子供を産むか?の是非

婚姻届を出したら、当然だが「既婚者」になった。紙切れ一つで、まだ新婚だっていうのに、「お子さんはいますか」という質問を投げかけられるようになったのが非常に煩わしい。仕事関係の人に訊かれるのは仕方がないかとも思うが、それでもモヤモヤしてしまった。私はまだ自分が子供という気でいるので(年齢的に、社会的には大人だと自覚して振舞っているが、精神年齢が追いつかないので家では子供のようにしている)、親になるのが恐ろしい。「◯◯ちゃん」と呼ばれていた私はいなくなり、代わりに「◯◯ちゃん(くん)のママ(お母さん)」という存在になってしまう。私の主体性はどこかへ行ってしまうのではないだろうか。そのように考えている。

人にはそれぞれの事情がある。精神年齢が幼くて、年齢的には親でもおかしくないが、子供を生むレベルに達していない人(私だ)、病気があって、トラウマがあって、生むことができない状態の人。まぁ私も一種の病気があるので生むことができないのだが。そのような諸事情を想像することもなしに、「お子さんはいますか」「お子さんはまだですか」「結婚したなら次は子供だね」などとのたまう人たちが私は好きになれない。

だが私は、生まなかったら後悔するだろうなぁとは思っている。それから、生むならば早い方がいいとも思っている。早く生むのであれば、私ももうアラサーなので近いうちに動かないといけない。一年ほど前から基礎体温をつけるようになったが、それ以上のことはしていない。婦人科検診にも行きたいが、仙台に引っ越してまだ数ヶ月で、どんな病院がいいのかも分からない。時は驚くほどはやく過ぎ去っていく。どうしたもんだろう。

それに、子供って何のために生むんだろうと思う。私は、「自分が」後悔したくない、「自分は」早い方がいい、と考えているのだ。子供はまだ生んでいないし産めるかもわからないし、だから「子供がどう思うか」は考えるだけ無駄なのかもしれないが、どうにもこれでは親のエゴというやつではないか、と思いとどまってしまう。正直、私は子供のいない人生でもいいのかもしれないと思う。何が何でも生まないと後ろ指を指されたり、離婚されたりするような時代ではない。それでは私は、なぜ「生んだ方がいいな」と思っているのだろう。

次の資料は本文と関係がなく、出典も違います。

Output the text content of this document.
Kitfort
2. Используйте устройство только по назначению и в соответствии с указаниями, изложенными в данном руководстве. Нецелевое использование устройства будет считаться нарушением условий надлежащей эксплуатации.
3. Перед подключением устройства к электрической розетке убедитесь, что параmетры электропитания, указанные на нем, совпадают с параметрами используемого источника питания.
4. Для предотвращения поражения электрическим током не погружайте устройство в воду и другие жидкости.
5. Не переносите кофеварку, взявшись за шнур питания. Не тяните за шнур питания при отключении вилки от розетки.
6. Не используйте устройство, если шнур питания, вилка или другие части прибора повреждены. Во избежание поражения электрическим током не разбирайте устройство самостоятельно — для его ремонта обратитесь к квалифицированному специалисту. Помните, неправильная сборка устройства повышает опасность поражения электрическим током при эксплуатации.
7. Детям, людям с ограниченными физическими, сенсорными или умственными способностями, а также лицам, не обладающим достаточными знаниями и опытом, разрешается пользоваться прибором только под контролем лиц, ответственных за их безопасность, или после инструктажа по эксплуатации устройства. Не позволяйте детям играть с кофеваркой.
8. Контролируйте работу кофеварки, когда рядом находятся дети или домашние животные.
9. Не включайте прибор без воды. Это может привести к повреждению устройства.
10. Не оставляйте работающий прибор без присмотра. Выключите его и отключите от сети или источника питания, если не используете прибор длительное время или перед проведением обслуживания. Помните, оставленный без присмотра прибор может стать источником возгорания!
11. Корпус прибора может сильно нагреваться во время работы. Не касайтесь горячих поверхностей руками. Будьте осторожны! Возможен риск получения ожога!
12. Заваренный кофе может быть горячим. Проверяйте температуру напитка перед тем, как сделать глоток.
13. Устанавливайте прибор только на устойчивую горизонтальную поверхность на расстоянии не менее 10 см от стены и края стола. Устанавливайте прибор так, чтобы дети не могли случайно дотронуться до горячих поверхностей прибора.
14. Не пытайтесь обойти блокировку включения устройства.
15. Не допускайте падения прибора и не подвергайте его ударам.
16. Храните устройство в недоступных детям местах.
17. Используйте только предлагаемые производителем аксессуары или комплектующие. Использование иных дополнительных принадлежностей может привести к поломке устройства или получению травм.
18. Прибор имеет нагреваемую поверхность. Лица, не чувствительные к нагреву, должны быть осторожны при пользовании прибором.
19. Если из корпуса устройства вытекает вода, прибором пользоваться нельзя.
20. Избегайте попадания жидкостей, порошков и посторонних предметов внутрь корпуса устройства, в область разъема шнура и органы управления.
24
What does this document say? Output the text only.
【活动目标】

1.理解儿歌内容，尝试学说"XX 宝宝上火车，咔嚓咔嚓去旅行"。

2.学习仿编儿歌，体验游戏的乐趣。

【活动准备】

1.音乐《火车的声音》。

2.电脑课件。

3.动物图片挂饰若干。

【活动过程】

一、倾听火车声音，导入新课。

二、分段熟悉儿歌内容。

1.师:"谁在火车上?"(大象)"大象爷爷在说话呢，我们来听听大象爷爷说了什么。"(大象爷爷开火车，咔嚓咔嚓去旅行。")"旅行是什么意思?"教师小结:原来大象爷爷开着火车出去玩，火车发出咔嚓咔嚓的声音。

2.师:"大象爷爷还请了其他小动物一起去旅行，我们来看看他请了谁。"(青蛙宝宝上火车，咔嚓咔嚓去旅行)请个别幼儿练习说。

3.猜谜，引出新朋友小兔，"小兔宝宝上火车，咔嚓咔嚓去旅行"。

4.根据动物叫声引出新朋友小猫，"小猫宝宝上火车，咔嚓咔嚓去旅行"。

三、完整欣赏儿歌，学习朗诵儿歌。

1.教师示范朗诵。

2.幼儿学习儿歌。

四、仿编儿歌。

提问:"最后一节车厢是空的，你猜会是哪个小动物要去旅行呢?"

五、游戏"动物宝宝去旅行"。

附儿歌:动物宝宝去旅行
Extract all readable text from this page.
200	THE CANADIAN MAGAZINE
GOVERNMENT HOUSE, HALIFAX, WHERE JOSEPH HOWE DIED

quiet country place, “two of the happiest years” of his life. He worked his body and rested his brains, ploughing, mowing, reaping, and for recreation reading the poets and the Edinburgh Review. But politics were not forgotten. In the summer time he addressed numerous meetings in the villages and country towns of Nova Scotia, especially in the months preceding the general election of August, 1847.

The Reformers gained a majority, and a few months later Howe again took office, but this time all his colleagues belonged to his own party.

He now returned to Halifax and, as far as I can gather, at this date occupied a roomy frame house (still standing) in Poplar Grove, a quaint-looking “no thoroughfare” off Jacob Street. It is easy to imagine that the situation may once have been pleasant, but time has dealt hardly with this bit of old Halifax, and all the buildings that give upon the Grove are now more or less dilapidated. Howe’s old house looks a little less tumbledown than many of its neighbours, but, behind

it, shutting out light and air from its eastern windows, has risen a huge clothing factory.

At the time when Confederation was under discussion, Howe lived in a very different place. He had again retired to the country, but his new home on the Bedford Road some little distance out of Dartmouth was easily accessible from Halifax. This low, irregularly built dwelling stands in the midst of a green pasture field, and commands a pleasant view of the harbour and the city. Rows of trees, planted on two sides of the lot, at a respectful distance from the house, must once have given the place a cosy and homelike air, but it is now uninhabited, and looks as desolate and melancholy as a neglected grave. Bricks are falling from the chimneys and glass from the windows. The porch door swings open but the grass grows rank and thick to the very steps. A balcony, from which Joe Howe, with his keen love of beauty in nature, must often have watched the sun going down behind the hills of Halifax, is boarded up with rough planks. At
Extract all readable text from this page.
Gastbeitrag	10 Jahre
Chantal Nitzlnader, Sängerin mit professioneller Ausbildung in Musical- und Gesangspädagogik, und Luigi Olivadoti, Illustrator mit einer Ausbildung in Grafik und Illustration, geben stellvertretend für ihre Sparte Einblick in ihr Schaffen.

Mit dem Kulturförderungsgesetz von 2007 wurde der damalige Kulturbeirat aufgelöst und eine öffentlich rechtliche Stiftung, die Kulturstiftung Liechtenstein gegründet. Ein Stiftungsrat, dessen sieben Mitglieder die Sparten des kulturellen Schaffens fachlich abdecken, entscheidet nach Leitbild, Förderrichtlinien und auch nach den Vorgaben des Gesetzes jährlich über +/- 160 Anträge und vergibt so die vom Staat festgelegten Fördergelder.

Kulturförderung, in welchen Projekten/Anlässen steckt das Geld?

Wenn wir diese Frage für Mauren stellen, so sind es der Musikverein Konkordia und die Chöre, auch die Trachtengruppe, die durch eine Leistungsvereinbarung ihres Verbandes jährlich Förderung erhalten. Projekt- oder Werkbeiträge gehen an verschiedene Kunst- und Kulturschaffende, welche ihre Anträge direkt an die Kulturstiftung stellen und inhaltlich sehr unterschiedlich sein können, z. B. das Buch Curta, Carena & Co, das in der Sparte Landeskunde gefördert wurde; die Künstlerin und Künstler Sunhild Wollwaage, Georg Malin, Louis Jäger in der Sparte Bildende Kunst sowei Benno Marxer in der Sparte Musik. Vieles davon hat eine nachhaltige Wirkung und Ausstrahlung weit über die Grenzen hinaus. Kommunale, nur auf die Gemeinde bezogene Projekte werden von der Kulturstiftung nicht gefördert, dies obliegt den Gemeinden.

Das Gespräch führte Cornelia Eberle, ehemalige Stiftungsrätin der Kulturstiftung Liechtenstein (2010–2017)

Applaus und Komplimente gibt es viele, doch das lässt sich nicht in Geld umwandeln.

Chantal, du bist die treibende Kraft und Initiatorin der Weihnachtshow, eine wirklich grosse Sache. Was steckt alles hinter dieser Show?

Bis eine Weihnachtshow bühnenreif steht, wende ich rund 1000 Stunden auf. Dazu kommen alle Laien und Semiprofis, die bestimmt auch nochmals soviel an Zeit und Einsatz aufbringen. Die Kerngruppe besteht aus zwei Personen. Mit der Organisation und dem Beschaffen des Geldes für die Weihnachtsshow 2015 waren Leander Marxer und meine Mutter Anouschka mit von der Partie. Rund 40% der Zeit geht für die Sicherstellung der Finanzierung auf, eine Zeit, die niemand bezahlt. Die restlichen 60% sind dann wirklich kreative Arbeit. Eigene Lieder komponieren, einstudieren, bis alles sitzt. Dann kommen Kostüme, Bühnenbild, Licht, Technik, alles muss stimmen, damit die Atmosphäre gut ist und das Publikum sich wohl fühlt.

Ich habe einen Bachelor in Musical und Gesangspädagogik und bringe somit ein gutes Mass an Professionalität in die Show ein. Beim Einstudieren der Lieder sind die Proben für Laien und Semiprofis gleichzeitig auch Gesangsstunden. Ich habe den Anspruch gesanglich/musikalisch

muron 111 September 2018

多分それは、自分の人生でできる最大限のことをしようと思っているのだ。大は小を兼ねるという言葉があるように、私のできる最大限のことをすれば、ほかの全ての世界線の私より後悔は少ないと思うのだ。子供を生んでしまうと、その子を責任持って育てる必要がある。「いまから小をやろう」と言って子供をポイすることは許されない。ただ、時たま親に面倒を見てもらったり、夫に任せたり、学校に行くようになって「プチ小」を体験することはできるだろう。だが、生まなければ、いつか(多分20年後くらい)、体のリミットが来て、「いまから大をやろう」と言って妊活(私はこの言葉あまり好きではない)を始めることは不可能になる。

そういう理由で私は子どもは生もうかなぁとぼんやり考え始めた。しかしまた気が変わるかもしれない。自分のような人間が子どもを持ってもいいかなと考えるようになる日はとうてい訪れないと思っていたので、ちょっと信じられないような気持ちだ。